The Magazine of the Royal Institute of British Architects

Illuminating tale

Legal
Rights of light has moved up the agenda, forcing architects to settle potential disputes with neighbours at the start of design for a project, writes Stacy Sinclair

Rights of light legislation is an increasing concern for developers and architects alike, forcing parties to consider and deal with these issues right from the outset of the design.

This stems from the case of HKRUK II (CHC) v Heaney. In September 2010 the High Court found that a developer who refurbished a 1980s building in Leeds had infringed the rights of light of a neighbouring commercial property.

Roof extension
In October 2007, before commencement of the construction works, the developer notified the owner of the adjacent building of his intention to redevelop the property, which included the addition of two new floors on the top of the existing building. No agreement was ever reached between the parties. Works began in February 2008 and were completed in July 2009. That August the developer applied to the Court for a declaration that it was not liable to the adjacent owner for any loss of amenity, who then counterclaimed for an injunction.

The developer agreed that the adjacent owner had a right to light and that he had interfered with that right. However, he argued that payment of damages was the appropriate remedy, rather than an injunction.

Even though the development had been completed, the Court awarded the injunction. Along with other considerations, the Court held that it would not be oppressive to grant the injunction as the infringement was not trivial, was not inadvertent as it was carried out in the knowledge that it was actionable, was committed with a view to profit, and that the developer could have very easily reduced the dimensions of the additional two floors.

Granting the injunction then left open the question as to what demolition or alterations to the building would be required. Ultimately the parties settled out of court rather than proceeding to the Court of Appeal, which would have further clarified the law in this area. 

Injunction surprise
Before this, it had commonly been thought that obtaining an injunction in relation to commercial buildings would be difficult, particularly where construction had been completed. However, this case clearly provides a warning to developers and designers that these issues must be addressed early on in the design.
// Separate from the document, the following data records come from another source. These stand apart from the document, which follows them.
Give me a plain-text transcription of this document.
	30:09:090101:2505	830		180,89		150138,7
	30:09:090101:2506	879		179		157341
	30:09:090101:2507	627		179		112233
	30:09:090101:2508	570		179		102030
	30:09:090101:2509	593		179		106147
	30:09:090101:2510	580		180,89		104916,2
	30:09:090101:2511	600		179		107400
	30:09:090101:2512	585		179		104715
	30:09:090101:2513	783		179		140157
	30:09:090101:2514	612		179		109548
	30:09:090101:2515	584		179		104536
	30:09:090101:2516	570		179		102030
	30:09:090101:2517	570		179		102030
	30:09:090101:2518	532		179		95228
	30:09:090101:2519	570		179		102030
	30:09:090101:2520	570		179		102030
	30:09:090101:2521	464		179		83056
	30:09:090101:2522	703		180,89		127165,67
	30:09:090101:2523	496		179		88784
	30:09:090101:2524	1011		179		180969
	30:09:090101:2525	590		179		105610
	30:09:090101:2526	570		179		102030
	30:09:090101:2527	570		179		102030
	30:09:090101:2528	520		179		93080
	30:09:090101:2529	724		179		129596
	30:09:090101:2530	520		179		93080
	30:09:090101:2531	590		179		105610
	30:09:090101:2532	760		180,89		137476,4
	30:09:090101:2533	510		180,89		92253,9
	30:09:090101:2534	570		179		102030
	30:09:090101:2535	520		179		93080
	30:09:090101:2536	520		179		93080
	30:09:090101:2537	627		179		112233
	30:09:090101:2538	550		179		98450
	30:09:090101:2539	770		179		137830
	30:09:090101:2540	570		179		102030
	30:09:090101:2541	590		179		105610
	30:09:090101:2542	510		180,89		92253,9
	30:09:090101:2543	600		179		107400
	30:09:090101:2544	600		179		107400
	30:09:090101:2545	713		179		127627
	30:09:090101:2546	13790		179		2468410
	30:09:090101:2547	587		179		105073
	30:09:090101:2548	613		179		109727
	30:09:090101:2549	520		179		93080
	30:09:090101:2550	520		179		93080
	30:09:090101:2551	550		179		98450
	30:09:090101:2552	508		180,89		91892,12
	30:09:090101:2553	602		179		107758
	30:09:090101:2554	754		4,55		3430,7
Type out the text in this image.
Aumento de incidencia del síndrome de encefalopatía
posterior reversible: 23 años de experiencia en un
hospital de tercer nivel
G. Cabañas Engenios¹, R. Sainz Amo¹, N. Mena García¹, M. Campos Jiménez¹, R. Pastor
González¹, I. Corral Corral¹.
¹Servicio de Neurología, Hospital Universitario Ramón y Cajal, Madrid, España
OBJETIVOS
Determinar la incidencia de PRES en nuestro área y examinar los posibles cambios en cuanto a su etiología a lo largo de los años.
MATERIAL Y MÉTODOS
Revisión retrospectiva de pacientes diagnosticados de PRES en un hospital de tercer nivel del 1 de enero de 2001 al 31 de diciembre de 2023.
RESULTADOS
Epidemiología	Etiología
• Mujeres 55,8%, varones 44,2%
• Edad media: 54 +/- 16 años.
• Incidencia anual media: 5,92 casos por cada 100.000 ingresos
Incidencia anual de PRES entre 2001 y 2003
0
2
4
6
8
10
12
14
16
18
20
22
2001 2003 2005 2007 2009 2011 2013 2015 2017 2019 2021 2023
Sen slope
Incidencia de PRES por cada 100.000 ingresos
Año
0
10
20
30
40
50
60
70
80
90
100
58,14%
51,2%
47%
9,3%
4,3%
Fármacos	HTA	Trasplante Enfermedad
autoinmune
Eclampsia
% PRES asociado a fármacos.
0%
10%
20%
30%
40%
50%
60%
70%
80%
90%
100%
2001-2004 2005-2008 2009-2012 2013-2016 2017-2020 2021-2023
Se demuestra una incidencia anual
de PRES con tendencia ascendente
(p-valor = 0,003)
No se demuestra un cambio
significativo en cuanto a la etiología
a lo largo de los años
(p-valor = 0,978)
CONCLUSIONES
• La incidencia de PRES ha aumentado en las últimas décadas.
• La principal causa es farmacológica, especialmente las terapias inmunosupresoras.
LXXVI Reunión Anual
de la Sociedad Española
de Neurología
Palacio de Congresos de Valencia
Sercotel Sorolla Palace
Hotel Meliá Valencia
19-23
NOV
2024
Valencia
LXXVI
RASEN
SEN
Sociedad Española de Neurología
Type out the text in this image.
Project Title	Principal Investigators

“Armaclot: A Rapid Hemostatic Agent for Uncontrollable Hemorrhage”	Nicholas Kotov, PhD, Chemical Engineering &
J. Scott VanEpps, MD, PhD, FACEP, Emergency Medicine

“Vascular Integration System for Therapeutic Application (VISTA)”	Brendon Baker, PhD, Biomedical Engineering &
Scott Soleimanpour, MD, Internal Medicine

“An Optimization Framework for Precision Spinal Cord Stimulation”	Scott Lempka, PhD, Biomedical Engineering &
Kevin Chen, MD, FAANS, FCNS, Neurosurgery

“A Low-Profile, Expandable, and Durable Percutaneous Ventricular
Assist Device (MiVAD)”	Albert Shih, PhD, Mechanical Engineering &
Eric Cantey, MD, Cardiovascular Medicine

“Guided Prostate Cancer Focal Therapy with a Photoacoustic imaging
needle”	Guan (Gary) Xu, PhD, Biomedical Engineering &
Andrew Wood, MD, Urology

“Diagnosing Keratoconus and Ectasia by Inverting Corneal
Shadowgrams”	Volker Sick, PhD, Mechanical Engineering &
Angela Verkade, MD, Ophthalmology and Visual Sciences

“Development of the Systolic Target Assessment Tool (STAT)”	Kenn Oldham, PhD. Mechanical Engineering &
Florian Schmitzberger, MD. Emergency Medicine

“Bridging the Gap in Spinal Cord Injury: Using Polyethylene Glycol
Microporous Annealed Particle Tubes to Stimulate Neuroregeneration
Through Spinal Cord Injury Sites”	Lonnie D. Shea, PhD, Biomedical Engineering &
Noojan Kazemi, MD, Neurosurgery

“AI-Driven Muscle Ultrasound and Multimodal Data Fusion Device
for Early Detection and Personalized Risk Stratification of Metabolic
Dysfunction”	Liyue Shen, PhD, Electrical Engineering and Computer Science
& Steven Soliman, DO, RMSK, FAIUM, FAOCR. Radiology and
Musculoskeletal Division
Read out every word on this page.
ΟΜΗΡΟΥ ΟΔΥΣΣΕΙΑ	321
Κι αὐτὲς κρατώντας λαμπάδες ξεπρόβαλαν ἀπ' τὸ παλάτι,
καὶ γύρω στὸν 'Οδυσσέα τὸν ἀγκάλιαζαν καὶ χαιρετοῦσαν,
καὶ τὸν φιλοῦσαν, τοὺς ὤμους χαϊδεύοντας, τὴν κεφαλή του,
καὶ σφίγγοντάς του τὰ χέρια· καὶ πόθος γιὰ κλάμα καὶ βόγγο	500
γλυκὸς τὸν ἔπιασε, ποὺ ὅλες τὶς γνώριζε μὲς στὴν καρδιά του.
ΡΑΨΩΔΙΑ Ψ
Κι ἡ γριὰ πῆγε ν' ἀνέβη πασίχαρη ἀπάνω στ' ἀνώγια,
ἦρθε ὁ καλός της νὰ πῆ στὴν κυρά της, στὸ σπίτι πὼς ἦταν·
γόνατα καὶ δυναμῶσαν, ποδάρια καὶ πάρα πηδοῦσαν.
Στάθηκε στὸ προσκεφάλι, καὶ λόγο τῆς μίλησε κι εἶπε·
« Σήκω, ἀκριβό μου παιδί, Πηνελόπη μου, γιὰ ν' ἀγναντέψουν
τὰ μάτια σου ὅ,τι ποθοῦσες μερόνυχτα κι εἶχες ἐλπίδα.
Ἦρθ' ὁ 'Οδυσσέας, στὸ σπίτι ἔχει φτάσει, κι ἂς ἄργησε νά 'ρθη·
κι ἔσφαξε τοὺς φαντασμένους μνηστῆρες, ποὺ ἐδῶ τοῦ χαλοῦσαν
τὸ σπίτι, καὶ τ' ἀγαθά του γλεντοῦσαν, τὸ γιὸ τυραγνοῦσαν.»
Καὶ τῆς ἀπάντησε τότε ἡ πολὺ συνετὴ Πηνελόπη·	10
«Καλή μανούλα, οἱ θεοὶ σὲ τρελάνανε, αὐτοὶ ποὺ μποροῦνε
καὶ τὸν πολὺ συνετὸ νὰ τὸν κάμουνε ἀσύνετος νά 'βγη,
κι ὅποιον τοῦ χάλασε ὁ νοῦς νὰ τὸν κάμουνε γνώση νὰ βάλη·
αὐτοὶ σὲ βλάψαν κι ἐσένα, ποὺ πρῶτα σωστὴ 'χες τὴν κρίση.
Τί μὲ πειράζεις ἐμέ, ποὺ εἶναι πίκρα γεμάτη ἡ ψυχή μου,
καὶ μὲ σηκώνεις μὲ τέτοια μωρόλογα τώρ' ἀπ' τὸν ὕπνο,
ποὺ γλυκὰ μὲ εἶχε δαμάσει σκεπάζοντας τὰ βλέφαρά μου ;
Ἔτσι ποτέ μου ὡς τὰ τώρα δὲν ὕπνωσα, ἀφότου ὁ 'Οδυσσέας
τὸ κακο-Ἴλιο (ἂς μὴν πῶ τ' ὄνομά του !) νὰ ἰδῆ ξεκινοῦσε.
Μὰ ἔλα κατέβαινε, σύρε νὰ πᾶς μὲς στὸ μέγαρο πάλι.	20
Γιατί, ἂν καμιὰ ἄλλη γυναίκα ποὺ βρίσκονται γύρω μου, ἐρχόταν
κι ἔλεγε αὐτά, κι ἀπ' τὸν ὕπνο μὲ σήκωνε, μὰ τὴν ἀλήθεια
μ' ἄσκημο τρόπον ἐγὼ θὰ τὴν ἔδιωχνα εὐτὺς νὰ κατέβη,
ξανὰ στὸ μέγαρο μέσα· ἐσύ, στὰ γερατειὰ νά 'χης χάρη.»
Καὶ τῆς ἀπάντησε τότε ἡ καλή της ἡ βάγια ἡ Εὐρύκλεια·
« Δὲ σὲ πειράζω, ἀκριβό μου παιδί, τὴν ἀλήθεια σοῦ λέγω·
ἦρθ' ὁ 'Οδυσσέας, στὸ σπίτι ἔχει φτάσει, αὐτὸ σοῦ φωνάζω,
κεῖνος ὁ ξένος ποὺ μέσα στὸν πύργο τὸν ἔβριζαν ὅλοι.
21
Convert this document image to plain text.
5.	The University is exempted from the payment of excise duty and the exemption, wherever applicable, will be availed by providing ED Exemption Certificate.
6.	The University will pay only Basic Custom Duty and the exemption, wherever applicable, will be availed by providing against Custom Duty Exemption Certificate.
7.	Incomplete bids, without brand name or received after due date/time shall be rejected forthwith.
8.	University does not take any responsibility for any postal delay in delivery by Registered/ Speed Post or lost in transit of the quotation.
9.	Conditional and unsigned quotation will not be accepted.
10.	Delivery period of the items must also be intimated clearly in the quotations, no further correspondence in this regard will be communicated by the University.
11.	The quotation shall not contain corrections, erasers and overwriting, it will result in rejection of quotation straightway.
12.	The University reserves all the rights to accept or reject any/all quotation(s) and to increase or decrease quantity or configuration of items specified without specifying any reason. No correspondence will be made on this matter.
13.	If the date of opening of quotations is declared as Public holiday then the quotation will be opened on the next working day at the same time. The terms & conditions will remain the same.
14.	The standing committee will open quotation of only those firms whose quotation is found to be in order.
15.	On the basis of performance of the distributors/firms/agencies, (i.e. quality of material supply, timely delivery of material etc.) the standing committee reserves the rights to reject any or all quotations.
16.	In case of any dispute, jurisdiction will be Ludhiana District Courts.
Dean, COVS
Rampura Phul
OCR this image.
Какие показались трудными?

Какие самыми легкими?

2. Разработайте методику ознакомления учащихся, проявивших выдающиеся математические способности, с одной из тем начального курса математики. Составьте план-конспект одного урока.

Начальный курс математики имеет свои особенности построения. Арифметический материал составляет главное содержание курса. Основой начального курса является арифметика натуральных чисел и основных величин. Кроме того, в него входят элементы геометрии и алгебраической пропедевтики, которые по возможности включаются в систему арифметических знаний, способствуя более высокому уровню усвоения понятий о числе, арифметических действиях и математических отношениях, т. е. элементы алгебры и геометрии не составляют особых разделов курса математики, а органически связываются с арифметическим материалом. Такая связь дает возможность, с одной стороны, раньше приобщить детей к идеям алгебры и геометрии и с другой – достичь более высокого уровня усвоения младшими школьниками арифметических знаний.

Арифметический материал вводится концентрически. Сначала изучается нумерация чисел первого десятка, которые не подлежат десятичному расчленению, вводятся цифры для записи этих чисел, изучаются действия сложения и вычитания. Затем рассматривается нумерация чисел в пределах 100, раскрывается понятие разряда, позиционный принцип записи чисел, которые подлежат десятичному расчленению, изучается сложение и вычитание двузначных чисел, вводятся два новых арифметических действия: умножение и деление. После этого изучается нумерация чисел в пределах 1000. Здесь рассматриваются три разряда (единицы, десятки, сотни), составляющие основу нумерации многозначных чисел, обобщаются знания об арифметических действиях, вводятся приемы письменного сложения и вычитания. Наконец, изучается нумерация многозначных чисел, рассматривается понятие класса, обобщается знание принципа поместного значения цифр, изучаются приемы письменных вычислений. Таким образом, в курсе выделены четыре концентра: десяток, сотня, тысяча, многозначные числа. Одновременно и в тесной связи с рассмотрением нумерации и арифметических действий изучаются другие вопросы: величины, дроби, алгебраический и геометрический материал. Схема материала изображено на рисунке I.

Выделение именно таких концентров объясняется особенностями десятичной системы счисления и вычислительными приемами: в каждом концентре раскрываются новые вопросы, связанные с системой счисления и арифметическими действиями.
If not, the built works could face demolition and/or a costly redesign if an injunction is granted.

The implications of the Heaney case arose at Rafael Viñoly’s Walkie Talkie tower at 20 Fenchurch Street in London. The scheme achieved planning permission, yet possible claims for an injunction and/or damages from neighbouring owners threatened it. The owner of 20 Fenchurch Street felt the Heaney decision was a risk, but the City of London stepped in.

City steps in
On 11 May 2011, the City of London Corporation agreed to invoke section 227 of the Town and Country Planning Act 1990 which would enable acquisition of the land at 20 Fenchurch Street. This gives it power under section 237 of the Act to override property rights, including those of light, ending the threat of an injunction. Though rarely used, this legislation enables protection of developments which will bring economic benefit to the area.

Architects must therefore be aware of rights of lights issues at the outset of the project and either take these easements into account when developing the design, or advise the developer that to minimise its risk, an agreement must be reached with neighbouring properties before finalising the design. The fact a development has been completed does not mean the Court will not grant an injunction.